The last of the dynasty was Siaosi Tangata-ʻo-Haʻamea who became ʻUlukālala VI (Haʻamea). As his mother's line died out without successors, he also was installed, later, with the noble title of Ata, from Kolovai. Around 1930 he was interested in marrying Fusipala, the half sister of queen Sālote Tupou. However, Sālote and her consort Tungī Mailefihi did not see this as a deference of the Vavaʻu noble to the throne, but rather as a plot of him to break away from Tonga and to establish an independent Vavaʻu kingdom. They refused. Fusipala died in 1933, unmarried. Siaosi fathered unmarried children and was later married to Amelia Tuna Kaimanu Vaea, they had one adopted daughter, Takukipulotu.
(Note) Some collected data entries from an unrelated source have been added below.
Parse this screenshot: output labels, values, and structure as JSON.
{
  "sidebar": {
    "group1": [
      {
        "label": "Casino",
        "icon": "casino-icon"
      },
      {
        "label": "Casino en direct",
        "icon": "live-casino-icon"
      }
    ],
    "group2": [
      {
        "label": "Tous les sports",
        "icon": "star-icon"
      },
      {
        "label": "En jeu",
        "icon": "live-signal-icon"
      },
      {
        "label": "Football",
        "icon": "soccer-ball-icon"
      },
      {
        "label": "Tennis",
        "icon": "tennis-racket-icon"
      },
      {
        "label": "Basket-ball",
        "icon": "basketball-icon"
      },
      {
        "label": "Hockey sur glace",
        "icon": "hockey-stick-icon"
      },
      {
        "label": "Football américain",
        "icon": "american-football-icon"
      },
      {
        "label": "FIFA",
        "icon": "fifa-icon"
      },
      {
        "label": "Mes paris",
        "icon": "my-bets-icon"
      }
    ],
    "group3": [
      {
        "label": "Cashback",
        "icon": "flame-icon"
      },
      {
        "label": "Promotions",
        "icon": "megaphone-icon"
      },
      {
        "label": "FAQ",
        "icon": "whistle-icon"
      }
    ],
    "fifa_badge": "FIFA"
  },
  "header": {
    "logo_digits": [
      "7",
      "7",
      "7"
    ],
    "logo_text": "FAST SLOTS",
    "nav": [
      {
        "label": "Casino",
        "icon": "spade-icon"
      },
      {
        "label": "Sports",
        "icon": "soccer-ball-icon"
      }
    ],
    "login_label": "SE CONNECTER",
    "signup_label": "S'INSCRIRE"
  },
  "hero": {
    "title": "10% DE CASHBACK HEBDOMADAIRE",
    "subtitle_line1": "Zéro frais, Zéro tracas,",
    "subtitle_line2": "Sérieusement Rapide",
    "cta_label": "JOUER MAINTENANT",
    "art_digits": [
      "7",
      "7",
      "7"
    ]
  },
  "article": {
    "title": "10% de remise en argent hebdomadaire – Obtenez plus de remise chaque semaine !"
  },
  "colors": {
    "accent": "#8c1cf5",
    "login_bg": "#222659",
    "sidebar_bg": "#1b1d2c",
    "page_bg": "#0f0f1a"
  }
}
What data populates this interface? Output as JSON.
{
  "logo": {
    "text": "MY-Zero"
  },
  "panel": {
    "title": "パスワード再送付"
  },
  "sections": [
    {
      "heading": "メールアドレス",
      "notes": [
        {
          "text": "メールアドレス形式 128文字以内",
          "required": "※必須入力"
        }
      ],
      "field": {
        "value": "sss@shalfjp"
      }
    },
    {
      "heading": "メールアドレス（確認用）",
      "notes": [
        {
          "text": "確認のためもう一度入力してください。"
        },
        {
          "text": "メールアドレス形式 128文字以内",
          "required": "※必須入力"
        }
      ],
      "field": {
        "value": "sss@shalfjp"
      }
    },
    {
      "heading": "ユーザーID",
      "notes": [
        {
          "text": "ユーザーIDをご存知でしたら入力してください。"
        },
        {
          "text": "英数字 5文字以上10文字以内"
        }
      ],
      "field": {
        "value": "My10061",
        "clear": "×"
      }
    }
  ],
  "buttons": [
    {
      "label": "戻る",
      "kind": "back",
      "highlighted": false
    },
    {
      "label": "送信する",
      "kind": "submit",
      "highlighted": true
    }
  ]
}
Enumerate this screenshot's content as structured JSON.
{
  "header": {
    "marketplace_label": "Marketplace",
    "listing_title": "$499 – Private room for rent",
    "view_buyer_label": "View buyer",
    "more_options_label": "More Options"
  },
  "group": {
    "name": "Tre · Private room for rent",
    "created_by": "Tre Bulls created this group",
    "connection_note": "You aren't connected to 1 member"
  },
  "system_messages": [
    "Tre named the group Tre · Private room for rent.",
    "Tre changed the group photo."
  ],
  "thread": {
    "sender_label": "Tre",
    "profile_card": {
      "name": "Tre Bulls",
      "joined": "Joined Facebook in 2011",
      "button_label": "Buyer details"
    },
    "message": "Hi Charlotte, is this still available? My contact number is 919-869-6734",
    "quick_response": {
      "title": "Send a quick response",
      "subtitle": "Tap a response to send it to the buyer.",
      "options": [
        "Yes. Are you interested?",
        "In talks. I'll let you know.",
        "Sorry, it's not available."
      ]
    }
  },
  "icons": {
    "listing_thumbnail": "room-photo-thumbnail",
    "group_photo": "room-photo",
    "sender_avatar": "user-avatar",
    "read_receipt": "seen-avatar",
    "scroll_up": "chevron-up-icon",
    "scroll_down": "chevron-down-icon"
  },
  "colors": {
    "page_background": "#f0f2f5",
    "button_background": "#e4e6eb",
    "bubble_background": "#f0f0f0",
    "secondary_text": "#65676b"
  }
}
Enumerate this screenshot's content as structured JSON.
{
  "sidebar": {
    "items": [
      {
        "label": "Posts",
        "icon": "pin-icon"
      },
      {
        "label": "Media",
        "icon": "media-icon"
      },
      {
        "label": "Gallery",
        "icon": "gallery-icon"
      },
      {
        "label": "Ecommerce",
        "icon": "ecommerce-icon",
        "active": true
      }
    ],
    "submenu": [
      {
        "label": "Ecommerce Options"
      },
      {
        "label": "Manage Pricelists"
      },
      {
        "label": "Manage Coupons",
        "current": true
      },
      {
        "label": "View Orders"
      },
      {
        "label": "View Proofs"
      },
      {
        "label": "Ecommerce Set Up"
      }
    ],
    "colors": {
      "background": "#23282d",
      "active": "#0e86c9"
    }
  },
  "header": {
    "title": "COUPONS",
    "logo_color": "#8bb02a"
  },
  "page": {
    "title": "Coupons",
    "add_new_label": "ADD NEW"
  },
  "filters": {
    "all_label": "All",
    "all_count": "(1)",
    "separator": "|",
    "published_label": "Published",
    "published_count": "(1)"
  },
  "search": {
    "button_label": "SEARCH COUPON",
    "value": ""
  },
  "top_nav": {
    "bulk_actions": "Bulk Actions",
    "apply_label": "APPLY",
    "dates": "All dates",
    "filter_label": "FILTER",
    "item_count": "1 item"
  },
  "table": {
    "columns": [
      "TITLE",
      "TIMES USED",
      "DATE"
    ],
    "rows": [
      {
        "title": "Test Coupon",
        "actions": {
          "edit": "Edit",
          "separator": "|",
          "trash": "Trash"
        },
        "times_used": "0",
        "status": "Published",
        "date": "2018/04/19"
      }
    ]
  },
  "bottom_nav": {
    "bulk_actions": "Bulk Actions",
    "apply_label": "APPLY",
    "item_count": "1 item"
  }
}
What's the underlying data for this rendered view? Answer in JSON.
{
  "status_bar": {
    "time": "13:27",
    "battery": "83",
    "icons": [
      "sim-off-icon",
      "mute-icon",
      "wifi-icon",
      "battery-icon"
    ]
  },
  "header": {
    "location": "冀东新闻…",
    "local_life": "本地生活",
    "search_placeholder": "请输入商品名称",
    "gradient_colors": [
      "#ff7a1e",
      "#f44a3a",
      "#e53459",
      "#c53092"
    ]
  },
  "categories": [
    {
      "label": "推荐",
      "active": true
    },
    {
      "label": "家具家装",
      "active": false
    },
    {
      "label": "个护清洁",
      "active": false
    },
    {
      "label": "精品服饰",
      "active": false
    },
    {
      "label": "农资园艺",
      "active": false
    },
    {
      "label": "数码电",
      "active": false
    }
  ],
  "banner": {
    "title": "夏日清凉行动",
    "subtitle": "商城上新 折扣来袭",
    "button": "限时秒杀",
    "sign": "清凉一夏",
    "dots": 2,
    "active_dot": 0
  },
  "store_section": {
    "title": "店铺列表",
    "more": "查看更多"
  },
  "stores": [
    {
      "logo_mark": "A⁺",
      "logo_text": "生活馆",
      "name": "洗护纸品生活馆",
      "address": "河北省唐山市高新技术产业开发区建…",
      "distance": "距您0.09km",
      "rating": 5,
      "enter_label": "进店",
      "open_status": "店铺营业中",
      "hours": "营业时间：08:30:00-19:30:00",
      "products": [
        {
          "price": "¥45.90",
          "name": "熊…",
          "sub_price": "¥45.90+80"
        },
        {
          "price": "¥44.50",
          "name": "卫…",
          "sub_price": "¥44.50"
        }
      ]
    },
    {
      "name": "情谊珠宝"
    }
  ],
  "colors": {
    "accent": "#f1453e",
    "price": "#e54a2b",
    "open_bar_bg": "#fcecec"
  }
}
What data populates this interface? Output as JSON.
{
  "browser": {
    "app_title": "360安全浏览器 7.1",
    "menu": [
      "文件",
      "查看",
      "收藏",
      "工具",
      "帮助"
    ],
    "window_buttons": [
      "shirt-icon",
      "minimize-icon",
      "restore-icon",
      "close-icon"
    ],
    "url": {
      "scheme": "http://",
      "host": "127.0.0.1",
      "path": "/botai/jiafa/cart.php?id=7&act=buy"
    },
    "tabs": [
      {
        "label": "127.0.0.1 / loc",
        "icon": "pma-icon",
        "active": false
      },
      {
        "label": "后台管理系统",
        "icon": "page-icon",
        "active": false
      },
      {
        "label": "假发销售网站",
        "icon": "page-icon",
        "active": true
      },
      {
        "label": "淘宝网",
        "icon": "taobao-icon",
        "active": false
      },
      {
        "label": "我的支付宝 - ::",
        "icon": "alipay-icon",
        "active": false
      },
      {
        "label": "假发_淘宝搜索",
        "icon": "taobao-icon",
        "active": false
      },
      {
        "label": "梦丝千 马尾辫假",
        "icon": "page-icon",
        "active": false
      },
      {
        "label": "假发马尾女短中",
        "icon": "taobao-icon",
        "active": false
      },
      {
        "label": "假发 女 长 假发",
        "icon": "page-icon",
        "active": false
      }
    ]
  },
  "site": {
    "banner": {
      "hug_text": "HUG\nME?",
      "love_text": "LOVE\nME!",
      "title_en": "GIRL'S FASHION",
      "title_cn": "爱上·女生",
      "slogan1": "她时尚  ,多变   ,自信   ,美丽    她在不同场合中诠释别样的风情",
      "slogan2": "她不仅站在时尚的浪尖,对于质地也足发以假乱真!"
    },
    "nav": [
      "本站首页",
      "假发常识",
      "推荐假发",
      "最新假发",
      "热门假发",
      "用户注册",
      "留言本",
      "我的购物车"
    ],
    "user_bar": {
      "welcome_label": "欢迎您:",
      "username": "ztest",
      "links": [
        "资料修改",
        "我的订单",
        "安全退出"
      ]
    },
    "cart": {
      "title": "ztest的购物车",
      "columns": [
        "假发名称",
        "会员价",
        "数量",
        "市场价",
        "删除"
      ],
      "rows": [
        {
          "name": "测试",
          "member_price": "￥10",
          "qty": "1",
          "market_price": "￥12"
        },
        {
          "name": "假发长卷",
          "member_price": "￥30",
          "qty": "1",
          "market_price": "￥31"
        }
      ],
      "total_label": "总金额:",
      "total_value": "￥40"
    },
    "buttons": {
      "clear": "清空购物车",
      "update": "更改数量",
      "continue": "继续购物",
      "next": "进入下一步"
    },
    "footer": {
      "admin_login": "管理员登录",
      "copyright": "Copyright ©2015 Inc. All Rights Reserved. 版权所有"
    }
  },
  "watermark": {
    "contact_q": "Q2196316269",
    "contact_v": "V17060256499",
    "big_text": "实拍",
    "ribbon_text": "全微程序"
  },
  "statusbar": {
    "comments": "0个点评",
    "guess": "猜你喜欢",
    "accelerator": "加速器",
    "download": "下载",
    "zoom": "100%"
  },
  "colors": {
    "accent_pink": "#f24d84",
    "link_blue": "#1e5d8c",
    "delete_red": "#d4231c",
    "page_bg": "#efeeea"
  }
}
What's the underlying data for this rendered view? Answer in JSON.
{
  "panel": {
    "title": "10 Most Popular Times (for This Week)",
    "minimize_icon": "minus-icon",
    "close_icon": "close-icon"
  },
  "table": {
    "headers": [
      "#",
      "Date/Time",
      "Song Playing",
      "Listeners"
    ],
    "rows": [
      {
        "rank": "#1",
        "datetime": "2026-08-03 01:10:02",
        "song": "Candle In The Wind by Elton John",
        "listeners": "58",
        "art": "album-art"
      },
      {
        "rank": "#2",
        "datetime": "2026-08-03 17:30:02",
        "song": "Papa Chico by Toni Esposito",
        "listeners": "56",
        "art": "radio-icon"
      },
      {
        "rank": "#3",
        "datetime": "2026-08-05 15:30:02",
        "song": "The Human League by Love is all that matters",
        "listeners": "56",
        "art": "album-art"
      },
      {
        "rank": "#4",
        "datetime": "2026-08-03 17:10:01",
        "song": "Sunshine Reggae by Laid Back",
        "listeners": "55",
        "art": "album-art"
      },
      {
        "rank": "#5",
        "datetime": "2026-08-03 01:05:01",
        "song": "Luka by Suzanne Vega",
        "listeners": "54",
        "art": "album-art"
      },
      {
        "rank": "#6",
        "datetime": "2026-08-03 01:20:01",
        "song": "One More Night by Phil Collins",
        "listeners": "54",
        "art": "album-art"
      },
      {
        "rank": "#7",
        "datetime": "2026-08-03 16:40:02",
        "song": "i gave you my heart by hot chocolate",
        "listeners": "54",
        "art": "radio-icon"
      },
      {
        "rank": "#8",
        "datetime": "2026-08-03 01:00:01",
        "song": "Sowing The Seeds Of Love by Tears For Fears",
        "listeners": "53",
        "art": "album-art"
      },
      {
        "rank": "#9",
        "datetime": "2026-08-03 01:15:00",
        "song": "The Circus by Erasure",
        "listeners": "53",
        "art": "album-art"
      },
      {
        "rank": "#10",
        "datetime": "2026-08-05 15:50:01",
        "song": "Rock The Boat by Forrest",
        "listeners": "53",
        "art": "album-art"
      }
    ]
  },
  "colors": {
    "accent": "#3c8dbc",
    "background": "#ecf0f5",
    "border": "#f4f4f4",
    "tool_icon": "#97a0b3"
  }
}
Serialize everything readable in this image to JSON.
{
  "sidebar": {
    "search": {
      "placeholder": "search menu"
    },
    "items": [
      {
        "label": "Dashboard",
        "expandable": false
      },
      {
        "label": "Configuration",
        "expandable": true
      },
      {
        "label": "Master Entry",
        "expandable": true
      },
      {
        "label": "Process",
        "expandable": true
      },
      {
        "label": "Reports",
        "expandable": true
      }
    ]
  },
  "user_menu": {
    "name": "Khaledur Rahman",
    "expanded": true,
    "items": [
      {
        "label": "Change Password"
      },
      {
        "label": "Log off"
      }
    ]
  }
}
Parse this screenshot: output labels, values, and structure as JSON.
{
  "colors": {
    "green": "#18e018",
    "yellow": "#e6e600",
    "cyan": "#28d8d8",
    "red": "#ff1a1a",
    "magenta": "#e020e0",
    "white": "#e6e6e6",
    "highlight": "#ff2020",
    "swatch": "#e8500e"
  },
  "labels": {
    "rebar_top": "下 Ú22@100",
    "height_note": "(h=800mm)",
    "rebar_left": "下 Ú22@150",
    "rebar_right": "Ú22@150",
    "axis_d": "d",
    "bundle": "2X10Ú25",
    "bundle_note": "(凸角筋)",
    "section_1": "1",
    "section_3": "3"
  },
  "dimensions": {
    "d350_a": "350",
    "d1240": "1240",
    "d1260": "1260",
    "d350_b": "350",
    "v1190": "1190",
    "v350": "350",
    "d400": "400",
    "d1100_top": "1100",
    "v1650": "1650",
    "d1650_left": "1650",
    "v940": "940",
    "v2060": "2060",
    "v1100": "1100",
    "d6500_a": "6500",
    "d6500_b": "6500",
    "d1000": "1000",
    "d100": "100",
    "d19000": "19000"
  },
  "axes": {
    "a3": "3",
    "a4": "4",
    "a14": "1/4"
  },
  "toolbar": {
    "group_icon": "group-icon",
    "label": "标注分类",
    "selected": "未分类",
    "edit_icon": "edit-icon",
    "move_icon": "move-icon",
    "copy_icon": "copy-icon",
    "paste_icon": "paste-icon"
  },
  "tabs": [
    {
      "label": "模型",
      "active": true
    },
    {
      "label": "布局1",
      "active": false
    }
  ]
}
The eldest of the unmarried children of 'Ulukalala Ha'amea was a son by the name of Sione Potauaine Kuliha'apai who married twice, his wives named Heu and Mele Liliola who both had issue. One of 'Ulukalala Ha'amea other unmarried children, a daughter by the name 'Eva, who married to noble Ve'ehala, and had issue.

===ʻAhoʻeitu===
Siaosi died on 12 September 1960 without a married son. The title ʻUlukālala, and Ata as well, were then taken away from the original heir by king Tāufaʻāhau Tupou IV. At the end both were given to the king's youngest son ʻAho‘eitu ʻUnuakiʻotonga Tukuʻaho (who already had the title Lavaka from Pea, and so ended up with 3 noble titles).

===Siaosi Manumataongo===
After the death of king Tāufaʻāhau Tupou IV and the accession of Siaosi Tupou V, ʻAhoʻeitu became the heir presumptive and had to give up, backdated to 11 September, the title in favour of his son, Siaosi Manumataongo ʻAlaivahamamaʻo ʻAhoʻeitu Konstantin Tukuʻaho, who was officially installed to it on 30 September 2006. In 2012 ʻAhoʻeitu became King and Siaosi Manumataongo became Crown Prince 'Ulukalala.